Love & Hip Hop: Atlanta's Mo Fayne charged with bank fraud after splurging $2M PPP coronavirus loan on bling
The reality TV star obtained a Paycheck Protection Program loan in the name of a trucking company called Flame Trucking, claiming he had 107 employees and a monthly payroll of about $1.5 million
Maurice Fayne, also known as Mo Fayne and Arkansas Mo, a trucking company owner and the fiancé of Karlie Redd, who appeared in nine episodes of ‘Love and Hip Hop: Atlanta’ Season 8, was charged with federal bank fraud, according to the U.S. Department of Justice, on Wednesday, May 13.
As per reports, the 37-year-old entrepreneur from Dacula, Georgia, obtained a Paycheck Protection Program loan in the name of a trucking company called Flame Trucking, claiming he had 107 employees and an average monthly payroll of about $1.5 million. However, he allegedly spent the funds on himself. Fayne, per The Hollywood Reporter, made his initial court appearance May 13.
The former reality TV star reportedly secured a loan for more than $2 million, claiming it was for his payroll. However, he allegedly used more than $1.5 million on jewelry, including a Rolex Presidential watch, a diamond bracelet, and a 5.73-carat diamond ring for himself. Fayne has also reportedly been accused of using the federal funds to pay $40,000 in child support.
“The defendant allegedly stole money meant to assist hard-hit employees and businesses during these difficult times, and instead greedily used the money to bankroll his lavish purchases of jewelry and other personal items,” Assistant Attorney General Brian A. Benczkowski said in a statement. “The department will remain steadfast in our efforts to root out and prosecute frauds against the Paycheck Protection Program.”
According to the U.S. Department of The Treasury, the Paycheck Protection Program provides small businesses with funds to pay up to eight weeks of payroll costs including benefits. Funds can also be used to pay interest on mortgages, rent, and utilities.

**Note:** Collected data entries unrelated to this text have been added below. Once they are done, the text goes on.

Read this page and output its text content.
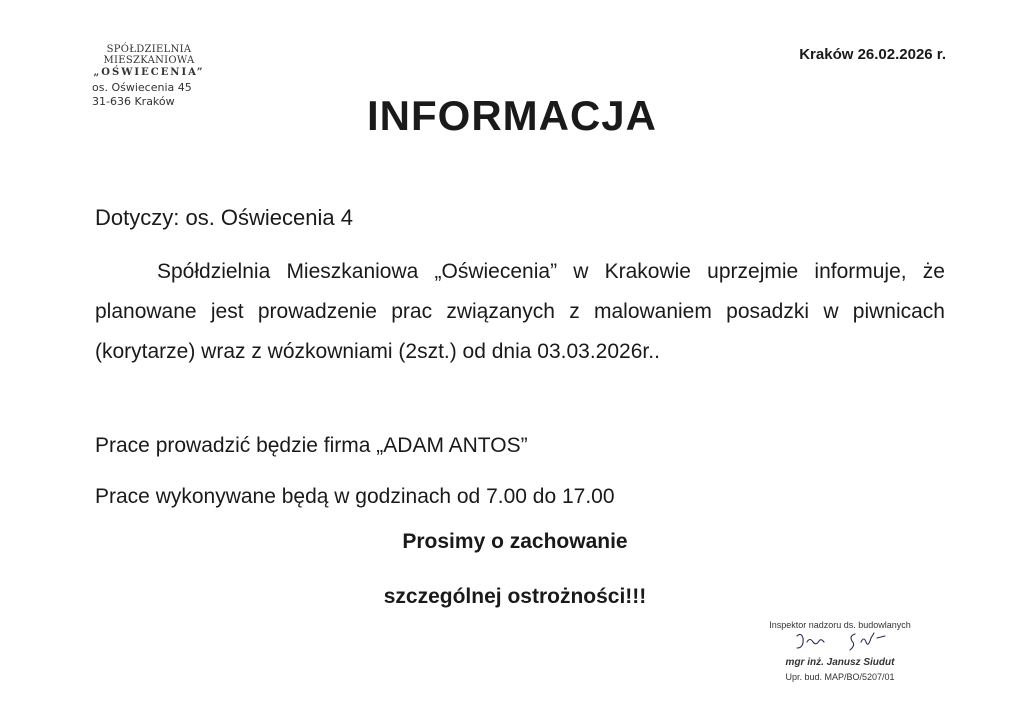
SPÓŁDZIELNIA MIESZKANIOWA
„OŚWIECENIA”
os. Oświecenia 45
31-636 Kraków
Kraków 26.02.2026 r.
INFORMACJA
Dotyczy: os. Oświecenia 4
Spółdzielnia Mieszkaniowa „Oświecenia” w Krakowie uprzejmie informuje, że planowane jest prowadzenie prac związanych z malowaniem posadzki w piwnicach (korytarze) wraz z wózkowniami (2szt.) od dnia 03.03.2026r..
Prace prowadzić będzie firma „ADAM ANTOS”
Prace wykonywane będą w godzinach od 7.00 do 17.00
Prosimy o zachowanie
szczególnej ostrożności!!!
Inspektor nadzoru ds. budowlanych
mgr inż. Janusz Siudut
Upr. bud. MAP/BO/5207/01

Loan payments under this program are deferred for six months. No collateral or personal guarantees are required. Neither the government nor lenders are to charge small businesses any fees. The program, part of the CARES Act, was instituted in April and is meant to keep workforces employed during the Coronavirus (COVID-19) crisis.
Fayne reportedly denied the allegations when initially interviewed by federal agents. Per reports, however, after a search of his home on Monday, May 11, federal agents seized approximately $80,000 in cash, including $9,400 that Fayne had in his pockets, and the jewelry he allegedly purchased with the PPP funds, according to the DOJ.
Agents also reportedly discovered a 2019 Rolls-Royce Wraith, which still had a temporary dealer tag on it, and seized approximately $503,000 in PPP funds from three bank accounts Fayne owned or controlled.